Camdaki Kız'daki taziye karesi
Ben Sevag Balıkçı’nın cenazesine katılmadım, katılmak da istemedim açıkçası. Çünkü oranın bir şov alanına dönüşeceğini zaten düşünmüştüm ama o kadarını ben de düşünmemiştim. Türk bayrağına sarılı bir tabut kilisenin orta yerinde bulunuyordu ve bizim kiliselerde hiyerarşik bir şey yoktur, yani hiyerarşiye göre dizilmez. Sadece cenazenin en yakınlarından uzak akrabalara veya arkadaşlara doğru bir sıralama mevcuttur.
Askerlik görevi sırasında ölen jandarma er Sevag Şahin Balıkçı Surp Vartanans Ermeni Kilisesi'ndeki cenaze töreninin ardından Şişli Ermeni Mezarlığı'nda toprağa verildi. (27 Nisan 2011)
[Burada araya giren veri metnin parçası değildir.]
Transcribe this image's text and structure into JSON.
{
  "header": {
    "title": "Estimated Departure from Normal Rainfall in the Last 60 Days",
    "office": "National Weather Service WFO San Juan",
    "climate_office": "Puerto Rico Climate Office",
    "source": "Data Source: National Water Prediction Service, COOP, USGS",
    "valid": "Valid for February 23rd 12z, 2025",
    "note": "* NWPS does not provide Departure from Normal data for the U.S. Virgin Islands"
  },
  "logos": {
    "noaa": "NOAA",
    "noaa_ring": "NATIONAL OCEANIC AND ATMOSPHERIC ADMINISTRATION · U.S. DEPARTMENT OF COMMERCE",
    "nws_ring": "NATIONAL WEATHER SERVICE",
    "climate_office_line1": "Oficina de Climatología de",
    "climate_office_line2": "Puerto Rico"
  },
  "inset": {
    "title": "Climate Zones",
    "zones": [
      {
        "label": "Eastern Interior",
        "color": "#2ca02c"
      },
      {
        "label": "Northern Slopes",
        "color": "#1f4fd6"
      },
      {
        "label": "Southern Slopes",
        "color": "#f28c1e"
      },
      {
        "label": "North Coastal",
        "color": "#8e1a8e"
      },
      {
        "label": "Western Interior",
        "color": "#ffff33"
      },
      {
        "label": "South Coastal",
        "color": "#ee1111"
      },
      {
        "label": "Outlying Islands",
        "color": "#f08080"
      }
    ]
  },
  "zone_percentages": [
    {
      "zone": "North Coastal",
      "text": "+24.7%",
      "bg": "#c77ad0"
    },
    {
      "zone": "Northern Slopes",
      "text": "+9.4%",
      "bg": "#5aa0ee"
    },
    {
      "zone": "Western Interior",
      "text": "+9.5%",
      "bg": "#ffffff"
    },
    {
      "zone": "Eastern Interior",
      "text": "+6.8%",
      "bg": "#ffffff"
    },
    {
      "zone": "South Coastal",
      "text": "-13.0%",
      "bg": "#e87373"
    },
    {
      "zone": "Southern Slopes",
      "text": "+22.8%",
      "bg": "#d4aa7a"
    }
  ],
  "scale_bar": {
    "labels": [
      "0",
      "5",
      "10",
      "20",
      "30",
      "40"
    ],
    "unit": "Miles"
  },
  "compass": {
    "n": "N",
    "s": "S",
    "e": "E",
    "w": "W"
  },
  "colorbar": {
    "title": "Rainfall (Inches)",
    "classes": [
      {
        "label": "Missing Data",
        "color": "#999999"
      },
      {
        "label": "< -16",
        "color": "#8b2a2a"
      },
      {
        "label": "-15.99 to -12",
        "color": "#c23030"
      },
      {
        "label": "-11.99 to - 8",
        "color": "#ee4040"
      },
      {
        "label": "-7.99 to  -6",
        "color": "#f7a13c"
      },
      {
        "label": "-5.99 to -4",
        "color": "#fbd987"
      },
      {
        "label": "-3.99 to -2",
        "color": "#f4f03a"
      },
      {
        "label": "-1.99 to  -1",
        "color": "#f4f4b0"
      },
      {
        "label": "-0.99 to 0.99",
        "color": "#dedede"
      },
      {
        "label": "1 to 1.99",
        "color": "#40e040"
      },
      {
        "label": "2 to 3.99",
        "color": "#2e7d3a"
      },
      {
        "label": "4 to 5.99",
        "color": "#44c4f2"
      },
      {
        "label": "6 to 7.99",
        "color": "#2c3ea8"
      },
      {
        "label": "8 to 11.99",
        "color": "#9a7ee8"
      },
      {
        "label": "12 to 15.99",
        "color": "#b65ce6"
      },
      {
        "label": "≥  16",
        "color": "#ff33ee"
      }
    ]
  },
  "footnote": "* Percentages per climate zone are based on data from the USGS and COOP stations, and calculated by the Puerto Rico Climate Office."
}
Fakat askeri erkân orada kiliseye bir hiyerarşi getirmişti. Ailesinin de önünde katılmadım dedim, seyrettiğim kadarıyla konuşuyorum. Ailenin önünde askeri erkânın varlığı tam da o dizideki, o hazırlıklı aileyi hatırlattı bana.
TIKLAYIN- Er Sevag Balıkçı toprağa verildi/ Sevag'ın ailesi TSK'den açıklama bekliyor
Levan Ekmekçioğlu
Bu kadar ikiyüzlülük bu kadar, bu kadar riya çünkü azmettirici, oradaki o cinayete dahli olduğunu düşünmemek sahtelik olur diye düşünüyorum. Fakat onlar hiç böyle bir ayıp hali hissetmeyip o cenazeye gelmişler ve aileye de tabutu Türk bayrağına sarmalarını telkin etmişlerdir. Yani ölünün bir daha öldürülmesi gibi bir şey. Kendi kilisesinde kendi kimliğini öldürmek gibi geldi bu bana, özellikle tabuta o bayrağı sarmak ölünün kimliğini öldürmek gibi geldi açıkçası bana.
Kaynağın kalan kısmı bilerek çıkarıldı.